- reference-request fl.formal-languages circuit-complexity ho.history-overview context-free
- Updated Thu, 02 Jun 2022 13:01:26 GMT

Dyck languages $\mathsf{Dyck}(k)$ is defined by the following grammar $$ S \rightarrow SS \,|\, (_1 S )_1 \,|\, \ldots \,|\, (_k S )_k \,|\, \epsilon $$ over the set of symbols $\{(_1,\ldots,(_k,)_1,\ldots,)_k\}$. Intuitively Dyck languages are the languages of balanced parentheses of $k$ different kind. For example, $(\,[\,]\,)\,(\,)$ is in $\mathsf{Dyck}(2)$ but $(\,[\,)\,]$ is not.

In the paper

Dynamic Algorithms for the Dyck Languages by Frandsen, Husfeldt, Miltersen, Rauhe, and Skyum, 1995,

it is claimed that the following result is folklore:

$\mathsf{Dyck}(k)$ is $\mathsf{TC}_0$-complete under $\mathsf{AC}_0$ reductions.

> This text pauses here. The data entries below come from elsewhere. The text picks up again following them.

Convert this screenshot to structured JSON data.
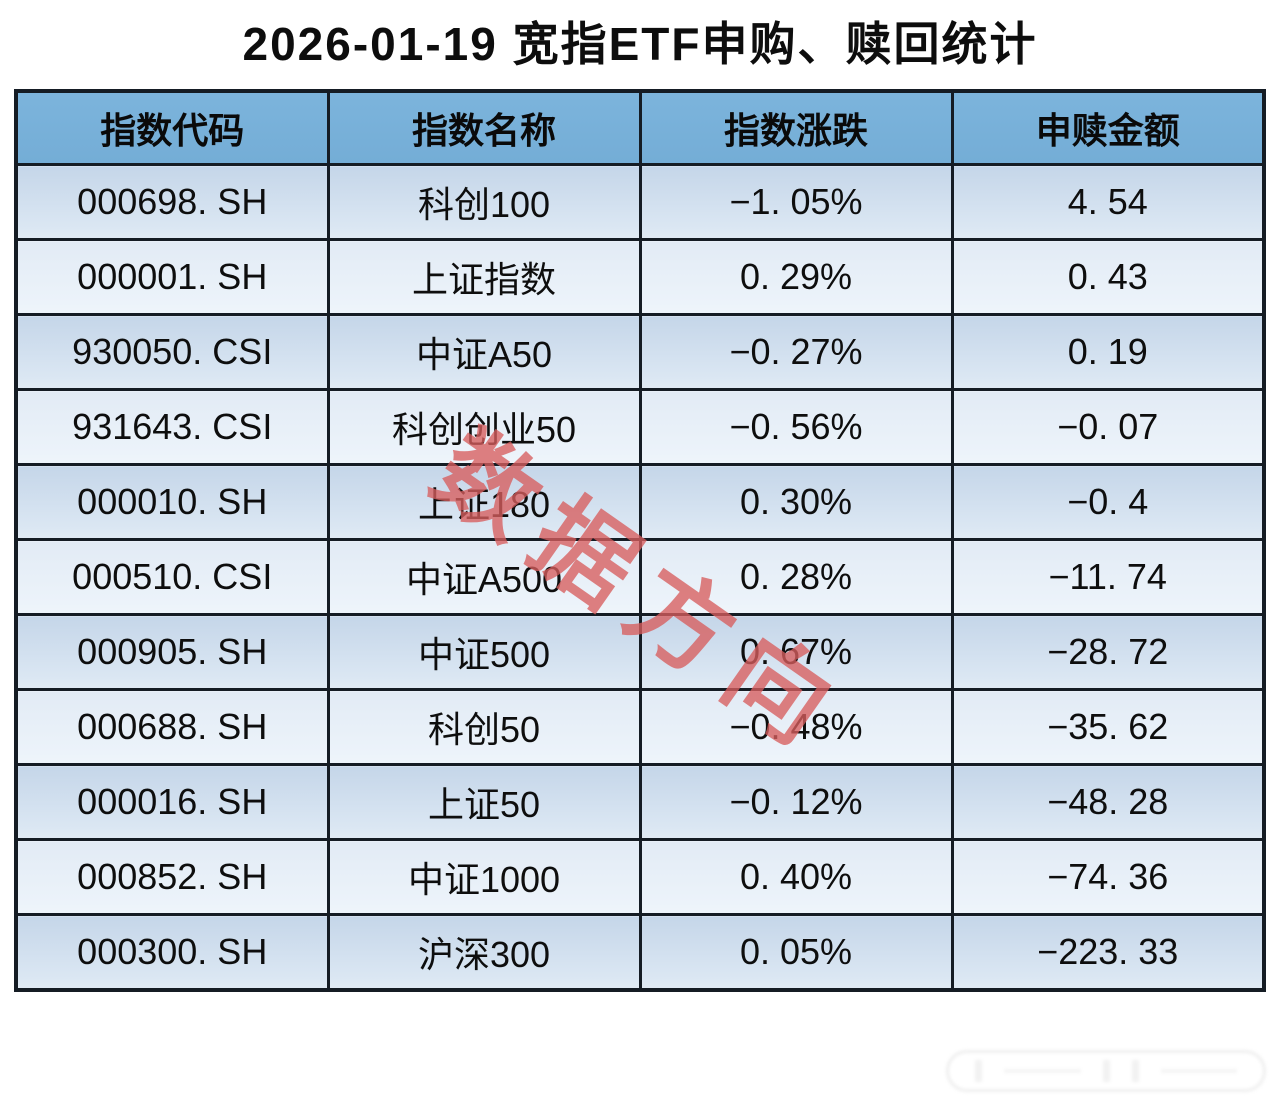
{
  "page": {
    "title": "2026-01-19 宽指ETF申购、赎回统计"
  },
  "watermark": {
    "text": "数据方向",
    "color": "#d85e5e"
  },
  "table": {
    "columns": [
      "指数代码",
      "指数名称",
      "指数涨跌",
      "申赎金额"
    ],
    "rows": [
      {
        "code": "000698. SH",
        "name": "科创100",
        "change": "−1. 05%",
        "amount": "4. 54"
      },
      {
        "code": "000001. SH",
        "name": "上证指数",
        "change": "0. 29%",
        "amount": "0. 43"
      },
      {
        "code": "930050. CSI",
        "name": "中证A50",
        "change": "−0. 27%",
        "amount": "0. 19"
      },
      {
        "code": "931643. CSI",
        "name": "科创创业50",
        "change": "−0. 56%",
        "amount": "−0. 07"
      },
      {
        "code": "000010. SH",
        "name": "上证180",
        "change": "0. 30%",
        "amount": "−0. 4"
      },
      {
        "code": "000510. CSI",
        "name": "中证A500",
        "change": "0. 28%",
        "amount": "−11. 74"
      },
      {
        "code": "000905. SH",
        "name": "中证500",
        "change": "0. 67%",
        "amount": "−28. 72"
      },
      {
        "code": "000688. SH",
        "name": "科创50",
        "change": "−0. 48%",
        "amount": "−35. 62"
      },
      {
        "code": "000016. SH",
        "name": "上证50",
        "change": "−0. 12%",
        "amount": "−48. 28"
      },
      {
        "code": "000852. SH",
        "name": "中证1000",
        "change": "0. 40%",
        "amount": "−74. 36"
      },
      {
        "code": "000300. SH",
        "name": "沪深300",
        "change": "0. 05%",
        "amount": "−223. 33"
      }
    ]
  },
  "chart_data": {
    "type": "table",
    "title": "2026-01-19 宽指ETF申购、赎回统计",
    "columns": [
      "指数代码",
      "指数名称",
      "指数涨跌",
      "申赎金额"
    ],
    "rows": [
      [
        "000698.SH",
        "科创100",
        "-1.05%",
        "4.54"
      ],
      [
        "000001.SH",
        "上证指数",
        "0.29%",
        "0.43"
      ],
      [
        "930050.CSI",
        "中证A50",
        "-0.27%",
        "0.19"
      ],
      [
        "931643.CSI",
        "科创创业50",
        "-0.56%",
        "-0.07"
      ],
      [
        "000010.SH",
        "上证180",
        "0.30%",
        "-0.4"
      ],
      [
        "000510.CSI",
        "中证A500",
        "0.28%",
        "-11.74"
      ],
      [
        "000905.SH",
        "中证500",
        "0.67%",
        "-28.72"
      ],
      [
        "000688.SH",
        "科创50",
        "-0.48%",
        "-35.62"
      ],
      [
        "000016.SH",
        "上证50",
        "-0.12%",
        "-48.28"
      ],
      [
        "000852.SH",
        "中证1000",
        "0.40%",
        "-74.36"
      ],
      [
        "000300.SH",
        "沪深300",
        "0.05%",
        "-223.33"
      ]
    ],
    "numeric": {
      "change_pct": [
        -1.05,
        0.29,
        -0.27,
        -0.56,
        0.3,
        0.28,
        0.67,
        -0.48,
        -0.12,
        0.4,
        0.05
      ],
      "amount": [
        4.54,
        0.43,
        0.19,
        -0.07,
        -0.4,
        -11.74,
        -28.72,
        -35.62,
        -48.28,
        -74.36,
        -223.33
      ]
    },
    "layout": {
      "header_position": "top",
      "grid": true,
      "row_striping": "alternating-blue"
    }
  },
  "colors": {
    "header_bg": "#77b0d8",
    "row_odd_top": "#c5d6e9",
    "row_odd_bottom": "#e2ebf5",
    "row_even_top": "#e2ebf5",
    "row_even_bottom": "#eff5fb",
    "border": "#151c24",
    "watermark_red": "#d85e5e",
    "title_text": "#0d0d0d"
  }
}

Is there any reference known for the above claim? In particular, I'm looking for any results that shows at least one of the following:

- $\mathsf{Dyck}(k)$ is in $\mathsf{TC}_0$ for arbitrary $k$.
- $\mathsf{Dyck}(k)$ is $\mathsf{TC}_0$-hard for arbitrary $k$.

The closest paper I can find is

Bi-Lipschitz Bijection between the Boolean Cube and the Hamming Ball, by Benjamini, Cohen, and Shinkar, 2013

which redirects me to the paper Log space recognition and translation of parenthesis languages by Lynch who proved that $\mathsf{Dyck}(1)$ (that is, normal balanced parentheses) is in $\mathsf{TC_0}$.

Any related papers are welcomed as well. Thanks!